Declassified files reveal UK government plan to discredit Amnesty International

Declassified files reveal UK government plan to discredit Amnesty International

Declassified files from the 1970s show the UK government planned to discredit Amnesty International in response to its investigative work on British forces’ use of torture in Northern Ireland.

An internal Foreign Office memo dating from December 1971 proposes that the government should leak details about the “personal history and anti-British prejudice” of Thomas Hammarberg, the chair of Amnesty’s Swedish branch, Declassified UK reports.

Mr Hammarberg, who later received the Nobel Peace Prize on behalf of Amnesty International in 1977, was leading an international delegation of human rights defenders to Belfast at the time the memo was written.

In the memo, R.B. Bone, an official in the Republic of Ireland Department of the Foreign Office, tells the Information Research Department (IRD) – a propaganda office – that Mr Hammarberg’s name is “well known to me from my days in Stockholm […] He was generally regarded by the Embassy as being a prize pain in the neck”.

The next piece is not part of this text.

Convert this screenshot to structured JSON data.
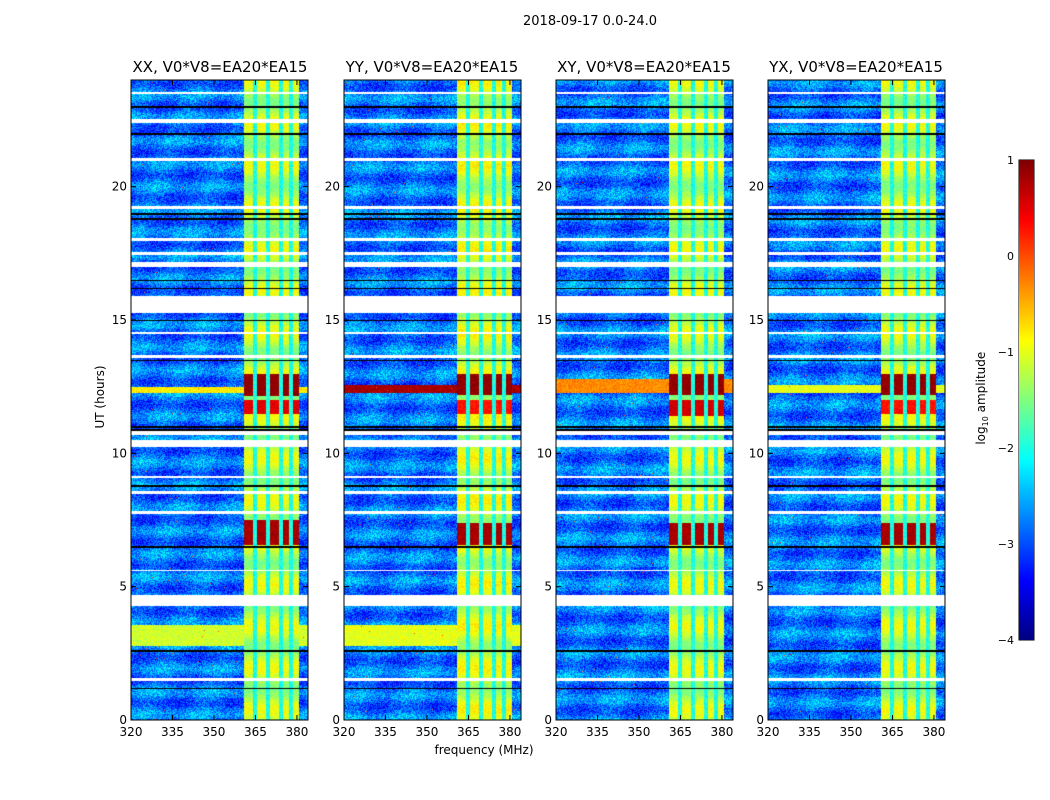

Mr Bone says he expects that the delegation will conclude that the UK had “indeed been guilty of cruelties, atrocities, etc” in Northern Ireland. He continues: “It might at this stage be useful if we were in a position to leak to the press some details about Hammarberg’s personal history and anti-British prejudice.”

A day later, another Foreign Office official named as S.J. Truesdale wrote to the IRD to confirm that they “have information on Hammarberg”. The following lines are redacted and the nature of the purported information is not clear.

Responding to the Declassified UK report, Grainne Teggart, campaigns manager for Amnesty, said the “damning files reveal a shameful determination to keep human rights abuses hidden and an unscrupulous government prepared to use smear tactics as a cover-up”.

“The UK government has a long, dark history of using propaganda to deflect from its human rights violations,” she said. “Our mission in Northern Ireland in the 1970s led by our esteemed former colleague Thomas Hammerberg, was a watershed moment, and found the brutal use of torture by British state forces.

“Amnesty’s assessment has not changed in the years since. and that the treatment of those we investigated amounted to torture has been confirmed in UK courts. It’s appalling that the UK government was attempting to undermine evidence of its use of torture by orchestrating a personal attack on a distinguished human rights investigator.

“The government’s desire to aggressively avoid any spotlight on truth, justice and accountability is still something we are fighting today. The current government is attempting to legislate for a de facto amnesty in relation to the conflict in Northern Ireland and put the perpetrators of crimes – both state and non-state – above the law and beyond accountability.

“This is part of a clear and chilling pattern to reduce our rights. The imminent plans to scrap and replace the Human Rights Act show the intent to diminish the ability of the public to hold the government and public authorities to account.”